The Japanese were not the only problem in the Aleutian campaign. Distance was another: Attu, the most western Aleutian Island is only 650 miles from the northernmost Japanese home bases, but 1,800 miles from mainland Alaska at Cold Harbor. Russia lost most of its air force when its former ally, Nazi Germany, attacked it. After America officially joined the Allies in December, 1941, it could build and fly “lend-lease” fighter planes and bombers via Alaska to Russian Siberia without danger from Axis forces. (Russia did not declare war on Japan until after the atomic bomb.) A route was set up from Great Falls, Montana through Edmonton Alberta, Whitehorse Yukon, and Nome Alaska, where Russian pilots would take over.
Violent weather caused more casualties than battle. Thanks to a warm Pacific current, Aleutian ports are ice free, but often fog-bound and stormy. The PT boats, so useful in the South Pacific while America was rebuilding its Pacific fleet, were tried in the Aleutians but were found useless in the rough seas. .And Alaska is cold This writer recalls reading a historical marker on the Alcan Highway commemorating a day so cold that the antifreeze froze in its containers.

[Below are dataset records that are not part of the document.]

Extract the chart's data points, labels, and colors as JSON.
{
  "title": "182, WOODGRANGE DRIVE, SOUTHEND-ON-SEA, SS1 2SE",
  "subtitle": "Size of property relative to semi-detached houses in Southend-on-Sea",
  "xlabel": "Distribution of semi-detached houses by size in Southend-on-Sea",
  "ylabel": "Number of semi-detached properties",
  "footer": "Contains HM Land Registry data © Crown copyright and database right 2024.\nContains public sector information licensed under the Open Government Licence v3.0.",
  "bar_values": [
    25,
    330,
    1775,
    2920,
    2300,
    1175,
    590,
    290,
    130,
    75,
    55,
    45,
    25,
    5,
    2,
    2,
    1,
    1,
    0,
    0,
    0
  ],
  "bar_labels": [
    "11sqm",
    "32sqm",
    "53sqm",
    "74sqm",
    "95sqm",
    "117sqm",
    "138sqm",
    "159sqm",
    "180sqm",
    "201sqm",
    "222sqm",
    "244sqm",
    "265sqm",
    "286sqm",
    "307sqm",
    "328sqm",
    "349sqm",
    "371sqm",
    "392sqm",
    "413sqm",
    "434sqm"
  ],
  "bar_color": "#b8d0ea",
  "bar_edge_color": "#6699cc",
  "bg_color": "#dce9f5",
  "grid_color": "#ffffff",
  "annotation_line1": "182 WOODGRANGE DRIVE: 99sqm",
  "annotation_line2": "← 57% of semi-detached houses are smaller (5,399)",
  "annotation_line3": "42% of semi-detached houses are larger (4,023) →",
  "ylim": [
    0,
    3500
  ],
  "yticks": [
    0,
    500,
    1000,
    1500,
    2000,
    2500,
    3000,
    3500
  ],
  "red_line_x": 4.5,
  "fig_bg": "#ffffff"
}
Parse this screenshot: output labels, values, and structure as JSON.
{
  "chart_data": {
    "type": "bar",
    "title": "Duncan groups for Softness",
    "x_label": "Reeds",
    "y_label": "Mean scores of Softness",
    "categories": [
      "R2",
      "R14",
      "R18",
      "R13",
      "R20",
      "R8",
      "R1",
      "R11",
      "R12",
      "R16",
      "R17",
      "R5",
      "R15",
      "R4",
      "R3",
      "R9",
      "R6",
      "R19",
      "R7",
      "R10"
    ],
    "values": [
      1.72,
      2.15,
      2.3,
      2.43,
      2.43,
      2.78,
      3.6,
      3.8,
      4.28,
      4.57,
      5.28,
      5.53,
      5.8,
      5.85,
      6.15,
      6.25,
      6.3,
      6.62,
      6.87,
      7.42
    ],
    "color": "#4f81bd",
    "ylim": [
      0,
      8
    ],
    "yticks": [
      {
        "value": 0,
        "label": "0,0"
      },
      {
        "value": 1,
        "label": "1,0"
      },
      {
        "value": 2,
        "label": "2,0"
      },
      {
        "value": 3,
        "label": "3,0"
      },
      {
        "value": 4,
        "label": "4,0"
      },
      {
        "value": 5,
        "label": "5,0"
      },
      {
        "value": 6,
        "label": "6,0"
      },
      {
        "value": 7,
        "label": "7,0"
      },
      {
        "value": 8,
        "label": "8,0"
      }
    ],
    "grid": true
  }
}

By 1944 and 1945, the fighting in the north was mostly over, avoiding the massive death rates to both American and Japanese civilians and military in those years. But the war had positive effects on western Canada and Alaska: the building of infrastructure and economy might have taken decades longer, if the war had not happened. And Canada might not have been able to send most of its troops to win in Europe if required to defend its vast northern wilderness alone.